= TasWireless =

TasWireless is a group of wireless networking enthusiasts in Tasmania, Australia. Between them they have set up wireless community networks in both Hobart and Launceston. The group has gone through many names, tas.air, www.tas.air.net.au, TPAN (Tasmanian Public Airwave Network) and now TasWireless.

With users from several different backgrounds, including computer networking, amateur radio, amateur television, programming, Linux/BSD server administration, antenna and satellite dish installations, and lots more, they are willing to assist with any community networks in any part of the state.

==Introduction ==
The TasWireless site was first started in 1999. It started as a splitter group from TasLUG, the Tasmanian Linux Users Group. There was only a small number of people who were interested in wireless networking at this time, less than five each in Hobart and Launceston. A node database ( ) for Tasmanian regions was started, the mailing list was put on line, but due to the lack of practical experience and knowledge, very little happened. The cost of Wi-Fi cards and wireless access points was also a problem.
In early 2002, a flood of cheap SkyNet Global 802.11b PC card cards flooded the market. These cards were liquidated stock and cost around A$50-60 each - the average retail price was still around A$200. A lot of these cards were shipped to the state and distributed (both by TasWireless admins and otherwise).

== Wireless networks in Hobart ==
The predominant network in Hobart is called StarNet. This was started as a private network by a small group of amateur radio enthusiasts, around April 2002. It included around six or seven sites.

In April 2003, an operator of the TasWireless website stumbled upon one of their nodes, with SSID StarNet, and posted his find to the mailing list.

As a result, all users involved were able to share knowledge and make some minor changes to the network routing.
Another network RexNet, based in Kingston was also found; they had already been working with the StarNet group to eventually join the networks.

In mid-2003, various 802.11b wireless access points appeared on the market at low prices - Svec and Minitar brand access points were selling for around $100. This made setting up nodes easier, as the compatibility issues between various brands of PCI cradles, PC cards, and operating systems caused some problems.

By the start of March 2004, there were around 25 nodes on StarNet, reaching from Tea Tree, Otago, Rosetta, Lutana, Glenorchy, Moonah, Lindisfarne, Lenah Valley, Bellerive, Acton, Tranmere, Sandy Bay and Kingston.
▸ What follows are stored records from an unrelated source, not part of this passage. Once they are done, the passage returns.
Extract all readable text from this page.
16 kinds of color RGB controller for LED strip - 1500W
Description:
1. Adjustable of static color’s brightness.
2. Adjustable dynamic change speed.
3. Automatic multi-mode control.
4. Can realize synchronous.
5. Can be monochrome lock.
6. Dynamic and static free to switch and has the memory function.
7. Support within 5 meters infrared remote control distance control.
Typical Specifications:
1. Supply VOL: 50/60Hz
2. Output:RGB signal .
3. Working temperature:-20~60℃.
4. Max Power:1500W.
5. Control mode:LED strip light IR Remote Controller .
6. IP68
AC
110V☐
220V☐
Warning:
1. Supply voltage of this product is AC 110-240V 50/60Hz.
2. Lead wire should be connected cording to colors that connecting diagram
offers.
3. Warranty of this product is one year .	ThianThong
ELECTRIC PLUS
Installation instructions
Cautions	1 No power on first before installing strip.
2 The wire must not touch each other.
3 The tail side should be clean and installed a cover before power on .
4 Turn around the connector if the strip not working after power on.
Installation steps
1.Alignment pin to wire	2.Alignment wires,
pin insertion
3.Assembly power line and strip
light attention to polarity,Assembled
== Wireless networks in Launceston ==
Wireless networks in Launceston were a lot slower to take off than in Hobart, but is to be expected with a smaller population. Several small peer-to-peer links were tested, but no major infrastructure was rolled out.

At the end of January 2004, two groups appeared, around the same time. One group was unnamed (though was working under the TasWireless name), the other was called TasGrid.

Both groups currently have two major access points each with around 10-12 nodes being on each. Neither group appears to be very active at the present time.

 Launceston Wireless has started forming some connections to hopefully create a working citywide public network

== Wireless networks in the north-west ==
There are several people who have expressed interest in a wireless network on the north-west coast of Tasmania - however no networks currently exist.